Di ketika subuh dingin yang berulangkali, lelaki muda itu kembali berusaha menjajakan dagangannya, sambil sesekali mengatupkan bibir dan giginya karena dingin yang demikian menggigit. Kotak dagangan rokok yang selalu dibawa dia tutupi dengan sehelai plastik karena khawatir kelembaban udara subuh akan merusak barang dagangannya, sesekali dia menyapa dan disapa pedagang sayur di sekitarnya.
“dingin sekali ya pa?” sapanya
:”ya, tapi jangan dipikirin, nikmati saja, biasakan saja, lama-lama juga nanti hangat, matahari bentar lagi juga muncul, kalau ga begini mana dapat duit”. Lelaki muda itu mengangguk setuju. “coba roko jarumnya sebatang ngutang dulu, ntar jam tujuhan kubayar”
“ko, jam tujuhan sih pak?” lelaki muda itu heran
“lha iya, jualan bapak kan biasanya jam tujuhan juga dah habis”
“kalau ga habis?” tanya lelaki muda itu penasaran
“ya Insya Allah habis, kalau nggak, ya nggak bisa pulang, anak istri mau dikasih makan apa. Tapi yakin dong, kalau mau usaha, pasti Tuhan kasih kita rejeqi, yang penting mau ga usahanya, sebenarnya ya nak, rejeqi buat kita itu sudah Tuhan kasih, sudah Tuhan sebarkan di bumi ini, bahkan sejak kita dalam kandungan ........, cuma kita tidak tahu bagaimana, dimana dan kapan, makanya...... ya silahkan bu, daun singkongnya seger-seger bu.” Ucapan si Bapak terpotong ketika seorang ibu-ibu menyibakkan ikatan kangkung jualannya. Lelaki muda itu merenung mengingat ucapan yang baru saja meluncur fasih dan lancar dari mulut tukang sayur, ...... sebenarnya ya nak, rejeqi buat kita itu sudah tuhan kasih, sudah tuhan sebarkan di bumi ini, sejak kita dalam kandungan ........, cuma kita tidak tahu bagaimana, dimana dan kapan......”, sekarang ucapan si Bapak terbukti, ketika seorang ibu memborong sayurannya. ...... Ehm, benar sekali rejeki itu akan datang bila dicari, bukan dinanti.

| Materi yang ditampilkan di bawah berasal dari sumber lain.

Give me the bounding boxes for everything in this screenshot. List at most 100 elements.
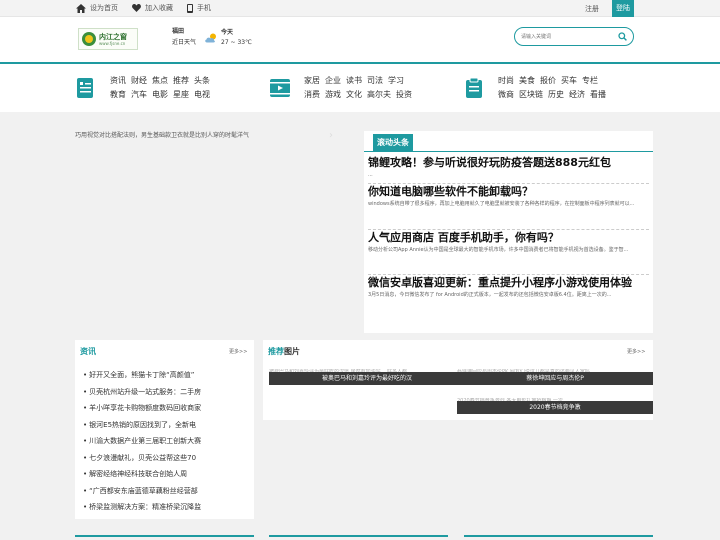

Kata-kata itu terus terngiang, masuk ke digital otak kelabunya, menembus jauh ke relung nurani keyakinanya serta menyibakkan sebuah kesadaran baru, apapun yang kita usahakan pasti akan membuahkan hasil, ternyata tuhan itu ada.
Dari kotak rokok jualanya, dari becak yang pernah dikayuhnya, dari aneka trotoar yang pernah ditidurinya dan dari kios kayu yang pernah dihuninya serta dari sekian subuh yang telah dilewati juga dingin yang kerap menggigili kulitnya, sejuta kasih sayang tuhan telah dia dapatkan melalui cobaan demi cobaan.
Duapuluhtiga tahun lewat sudah, aku pandang lelaki itu, wajah dewasa dengan sedikit guratan ketuaan, matanya tajam dan sedikit kerutan tanda kelelahan mengarungi kehidupan selama ini, helaan nafasnya mencerminkan kedewasaan seorang lelaki yang ditempa oleh sekian ribu kali subuh yang dilaluinya, tidak suka memanjakan hidup, karena hidup nanti akan menyakitinya, begitu prinsip hidupnya.
Dari berbagai profesi yang berulangkali dia geluti, kini dia meyakini bahwa apa yang dulu pernah dia dapatkan dari tukang sayur benar, bahwa kesempatan menjemput rejeki itu kitalah yang menciptakan, peluang-peluang dan kafasitas yang tuhan berikan harus dicari bukan dinanti.
Lelaki muda ini kini telah berubah perlahan tapi pasti, dengan gelar haji yang disandangnya, satu isteri dan 3 orang putra telah sukses secara material dan spiritual, kini memiliki 2 toko sembako yang cukup ternama di kotanya juga 2 buah kendaraan operasionalnya.
selamat !! semoga tetap mampu menjaga irama kehidupan yang selalu Allah ridloi, amin.
Tulisan ini buat sahabat kecilku.
Bogor, Mei 2011
“ko, jam tujuhan sih pak?” lelaki muda itu heran
“lha iya, jualan bapak kan biasanya jam tujuhan juga dah habis”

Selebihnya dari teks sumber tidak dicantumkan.